QDQN-ThermoNet: A Quantum-driven Dual Depp Q-network Framework for Intelligent Thermal Regulation in Solid-state and Hydrogen Fuel Cell Systems of Future Electric Vehicles
Abstract
This paper presents QDQN-ThermoNet, a novel Quantum-Driven Dual Deep Q-Network framework for intelligent thermal regulation in next-generation electric vehicles with hybrid energy systems. Our approach introduces a dual-agent architecture where a classical DQN governs solid-state battery thermal management while a quantumenhanced DQN regulates proton exchange membrane fuel cell dynamics, both sharing a unified quantumenhanced experience replay buffer to facilitate cross-system information transfer.
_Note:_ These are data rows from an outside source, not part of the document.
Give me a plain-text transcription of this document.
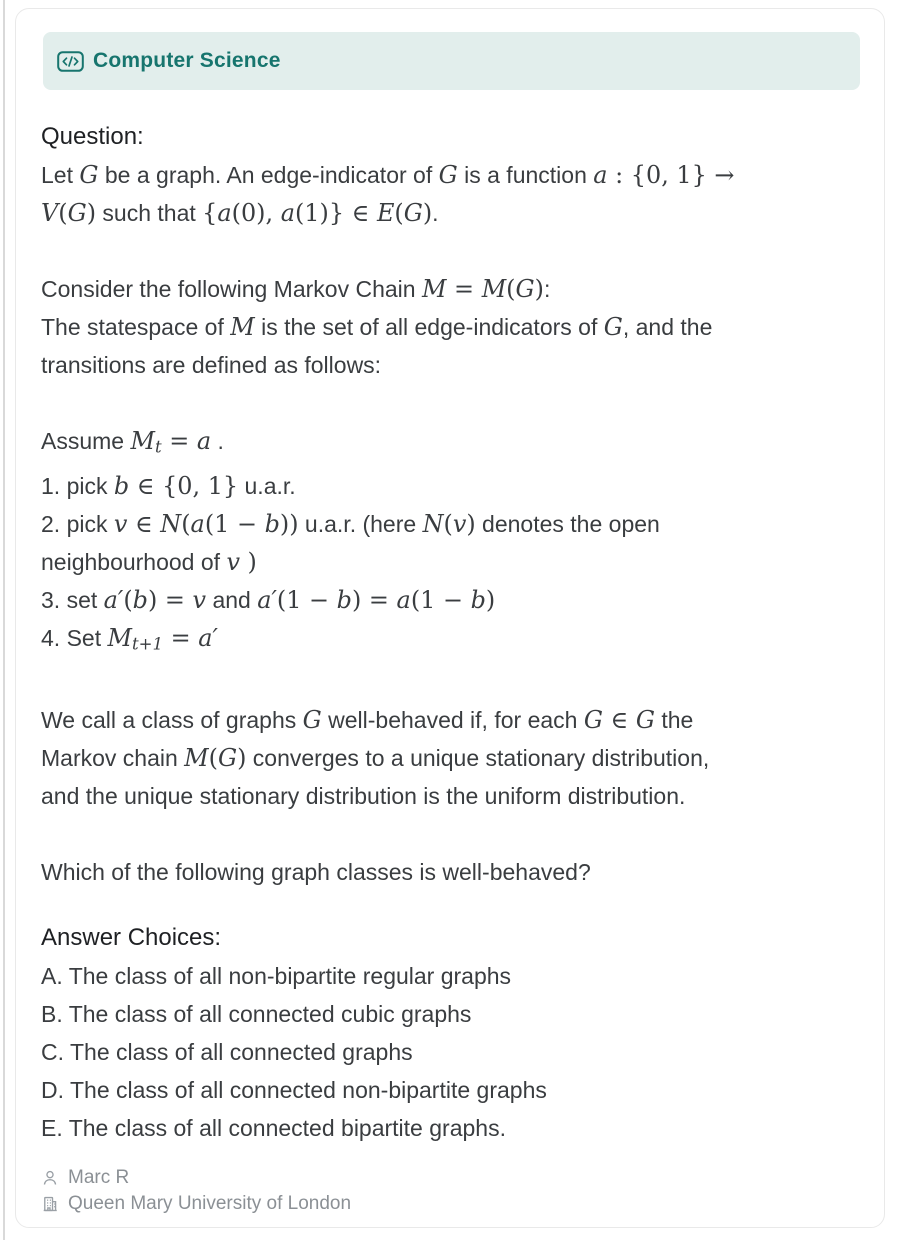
Computer Science
Question:
Let G be a graph. An edge-indicator of G is a function a : {0, 1} →
V(G) such that {a(0), a(1)} ∈ E(G).
Consider the following Markov Chain M = M(G):
The statespace of M is the set of all edge-indicators of G, and the
transitions are defined as follows:
Assume Mt = a .
1. pick b ∈ {0, 1} u.a.r.
2. pick v ∈ N(a(1 − b)) u.a.r. (here N(v) denotes the open
neighbourhood of v )
3. set a′(b) = v and a′(1 − b) = a(1 − b)
4. Set Mt+1 = a′
We call a class of graphs G well-behaved if, for each G ∈ G the
Markov chain M(G) converges to a unique stationary distribution,
and the unique stationary distribution is the uniform distribution.
Which of the following graph classes is well-behaved?
Answer Choices:
A. The class of all non-bipartite regular graphs
B. The class of all connected cubic graphs
C. The class of all connected graphs
D. The class of all connected non-bipartite graphs
E. The class of all connected bipartite graphs.
Marc R
Queen Mary University of London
Hardware-in-the-Loop validation across diverse operational scenarios demonstrates significant performance improvements compared to classical methods, including enhanced thermal stability (95.1 % vs. 82.3 %), faster thermal response (2.1 s vs. 4.7 s), reduced overheating events (0.3 vs. 3.2), and superior energy efficiency (22.4 % energy savings). The quantum-enhanced components deliver 38.7 % greater sample efficiency and maintain robust performance under sparse data conditions (33.9 % improvement), while material-adaptive control strategies leveraging MXeneenhanced phase change materials achieve a 50.3 % reduction in peak temperature rise during transients. Component lifetime analysis reveals a 33.2 % extension in battery service life through optimized thermal management. These results establish QDQN-ThermoNet as a significant advancement in AI-driven thermal management for future electric vehicle platforms, effectively addressing the complex challenges of coordinating thermal regulation across divergent energy sources with different optimal operating temperatures.